I think I have to re-do the count. Palmer's descriptions are so banal ("depth of feeling and precision of form") that I nodded off and missed some which should probably count. Sometimes he uses a quote where he can't think of anything to say, so should I count those. A re-run has added sixty more names. Perhaps his descriptions are generic because the poetry is also generic.

Sunday, 25 January 2026

It can't be 1974 again

I was compelled by Tristram Fane Sanders’ review in the TLS of my book Beautiful Feelings of Sensitive People. A fair account, I think. Several people have reacted with incredulity to his claim that I am a “working class” critic. Er, no. I have to confess to being a middle-class critic.
This may come from an over-eager reading of various caption biographies which have graced various books over the years. That bit about “worked as a labourer after leaving school” would be more complete if it read “after leaving boarding school worked in unskilled jobs for a year, partly in Germany, learning better German before going on to study Mod Langs at Cambridge”. I think various biographies may be misleading, or have been chopped up, and were not very detailed at the start.
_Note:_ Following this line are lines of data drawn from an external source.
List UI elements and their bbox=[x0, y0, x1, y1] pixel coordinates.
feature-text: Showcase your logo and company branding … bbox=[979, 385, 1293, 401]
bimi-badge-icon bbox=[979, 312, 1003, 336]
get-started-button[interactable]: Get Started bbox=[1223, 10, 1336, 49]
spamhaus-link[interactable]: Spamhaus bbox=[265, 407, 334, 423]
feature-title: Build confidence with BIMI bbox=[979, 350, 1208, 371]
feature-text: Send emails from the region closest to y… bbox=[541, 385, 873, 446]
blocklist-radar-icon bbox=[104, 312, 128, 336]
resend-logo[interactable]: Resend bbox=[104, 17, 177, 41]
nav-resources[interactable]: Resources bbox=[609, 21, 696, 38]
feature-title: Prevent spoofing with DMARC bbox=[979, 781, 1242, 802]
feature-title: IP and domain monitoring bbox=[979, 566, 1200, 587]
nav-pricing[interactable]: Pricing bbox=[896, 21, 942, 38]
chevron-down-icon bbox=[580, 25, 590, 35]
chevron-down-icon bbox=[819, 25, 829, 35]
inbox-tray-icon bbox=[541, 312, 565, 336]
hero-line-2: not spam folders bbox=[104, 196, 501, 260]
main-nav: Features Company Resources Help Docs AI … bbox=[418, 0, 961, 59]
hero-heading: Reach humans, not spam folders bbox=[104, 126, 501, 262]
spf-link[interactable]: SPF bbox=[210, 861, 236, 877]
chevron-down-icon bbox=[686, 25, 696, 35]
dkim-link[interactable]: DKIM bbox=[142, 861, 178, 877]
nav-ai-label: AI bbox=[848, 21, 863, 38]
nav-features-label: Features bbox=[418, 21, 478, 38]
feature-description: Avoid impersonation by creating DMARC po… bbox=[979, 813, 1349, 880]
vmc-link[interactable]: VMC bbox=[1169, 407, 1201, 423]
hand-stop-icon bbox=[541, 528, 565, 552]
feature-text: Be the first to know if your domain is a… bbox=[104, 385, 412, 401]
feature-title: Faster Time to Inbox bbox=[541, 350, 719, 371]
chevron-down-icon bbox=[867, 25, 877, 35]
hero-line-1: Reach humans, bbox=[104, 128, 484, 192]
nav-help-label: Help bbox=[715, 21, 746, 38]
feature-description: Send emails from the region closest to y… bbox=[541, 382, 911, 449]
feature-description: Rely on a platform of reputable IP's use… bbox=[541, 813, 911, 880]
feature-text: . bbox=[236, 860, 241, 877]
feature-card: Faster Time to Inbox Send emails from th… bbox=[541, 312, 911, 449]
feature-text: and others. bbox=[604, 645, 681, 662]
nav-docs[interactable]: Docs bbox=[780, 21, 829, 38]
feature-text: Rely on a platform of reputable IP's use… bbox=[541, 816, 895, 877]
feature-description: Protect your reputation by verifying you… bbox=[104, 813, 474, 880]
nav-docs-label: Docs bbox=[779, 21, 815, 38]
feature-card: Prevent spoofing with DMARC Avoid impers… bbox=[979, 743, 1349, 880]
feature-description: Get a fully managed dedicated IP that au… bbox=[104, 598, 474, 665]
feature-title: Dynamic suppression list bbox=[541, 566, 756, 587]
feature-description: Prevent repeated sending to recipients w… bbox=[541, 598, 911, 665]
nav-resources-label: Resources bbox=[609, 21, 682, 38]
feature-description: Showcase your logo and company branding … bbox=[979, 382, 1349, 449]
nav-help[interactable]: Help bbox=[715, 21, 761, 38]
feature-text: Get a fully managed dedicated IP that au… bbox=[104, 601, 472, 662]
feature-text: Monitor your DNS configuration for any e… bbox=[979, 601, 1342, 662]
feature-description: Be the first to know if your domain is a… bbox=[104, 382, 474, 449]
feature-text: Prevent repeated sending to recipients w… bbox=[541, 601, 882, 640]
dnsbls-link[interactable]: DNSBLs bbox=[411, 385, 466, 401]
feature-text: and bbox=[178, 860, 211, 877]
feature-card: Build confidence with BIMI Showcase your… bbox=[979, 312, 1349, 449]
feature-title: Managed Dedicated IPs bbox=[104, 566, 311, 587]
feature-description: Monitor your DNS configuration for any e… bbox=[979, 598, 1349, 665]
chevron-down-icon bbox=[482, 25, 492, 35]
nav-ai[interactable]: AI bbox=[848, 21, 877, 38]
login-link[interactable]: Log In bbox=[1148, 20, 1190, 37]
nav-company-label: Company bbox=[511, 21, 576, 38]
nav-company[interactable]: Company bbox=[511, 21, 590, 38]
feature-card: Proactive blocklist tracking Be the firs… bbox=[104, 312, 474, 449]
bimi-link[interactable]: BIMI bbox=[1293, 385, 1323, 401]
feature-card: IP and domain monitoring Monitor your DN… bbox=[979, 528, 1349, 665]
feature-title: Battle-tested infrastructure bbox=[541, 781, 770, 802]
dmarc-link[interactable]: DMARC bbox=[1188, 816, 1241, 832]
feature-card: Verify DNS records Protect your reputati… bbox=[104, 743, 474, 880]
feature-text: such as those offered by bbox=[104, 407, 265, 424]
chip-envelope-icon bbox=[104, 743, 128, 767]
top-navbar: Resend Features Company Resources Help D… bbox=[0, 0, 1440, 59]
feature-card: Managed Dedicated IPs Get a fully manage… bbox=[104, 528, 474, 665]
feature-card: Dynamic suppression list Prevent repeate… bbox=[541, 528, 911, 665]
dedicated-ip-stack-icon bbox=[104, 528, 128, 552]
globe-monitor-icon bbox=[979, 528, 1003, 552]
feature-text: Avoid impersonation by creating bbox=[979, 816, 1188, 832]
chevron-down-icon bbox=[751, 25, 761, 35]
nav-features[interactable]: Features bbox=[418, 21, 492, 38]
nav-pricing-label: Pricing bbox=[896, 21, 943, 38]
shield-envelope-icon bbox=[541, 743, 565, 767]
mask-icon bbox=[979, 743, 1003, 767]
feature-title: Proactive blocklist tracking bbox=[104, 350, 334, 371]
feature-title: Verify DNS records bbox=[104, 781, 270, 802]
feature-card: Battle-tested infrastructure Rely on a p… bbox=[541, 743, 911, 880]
The part about working in Germany was relevant to poems I wrote in the late 1970s, and appeared on book jackets to that end. I got fed up with biographies because of times as the editor of little magazines where the caption biographies always took more time than the poems. No, you can’t change your biography again. No, you can’t win the poem inside the biography. I dislike biographies. People only need to know how I write.
“He writes with a peculiar, chilly, multi-layered irony, in an epigrammatic style.” Well, that's one answer. If you looked at 100 Cambridge cultural critics, that would be true of 95 of them. So, maybe I drank the Kool-Aid. I don’t really want to remember processes of circa 1974-6. I am quite keen on the fact that I switched to Anglo-Saxon, Norse, and Celtic. The problem with discussion of my class origins is that they relate to the 1960s – since I was a child in the 1960s. Surely what matters is what happened after I was 18 and old enough to make decisions for myself. There is a point here – some behaviour patterns are acquired in childhood, and they may affect behaviour in later life. But children aren’t really conscious. Literature has to do with your existence as a conscious human being. It is outside the tier of the compulsive and repetitive. And modern literature asks you to be conscious – to exercise freedom. If someone doesn’t sound middle class or otherwise, over the course of an entire book, it is not their original speech patterns which are on stage or under the spotlight. I dislike this whole area of discussion, but that is helpful because almost all the poets I write about dislike the area too. They want to be conscious, personal, minds, and sociology denies that at every step. They don’t want to repeat infantile patterns. And they don’t want society to repeat and reproduce archaic patterns.

Right after leaving school, I worked in a metal fabrication shop on a contract making prison doors. They were made complicated by adding a big metal hatch that you could put food in through. We made the same doors as part of an order for a lunatic asylum. I found that instructive, but it’s like learning Welsh – it was good for me, but other people aren’t very interested. When I was reading Anglo-Saxon poetry, I found lots of stuff about using iron in one way or another – this felt familiar because I had spent a certain amount of time bashing iron and steel. I liked that. And that link did crop up in my poems.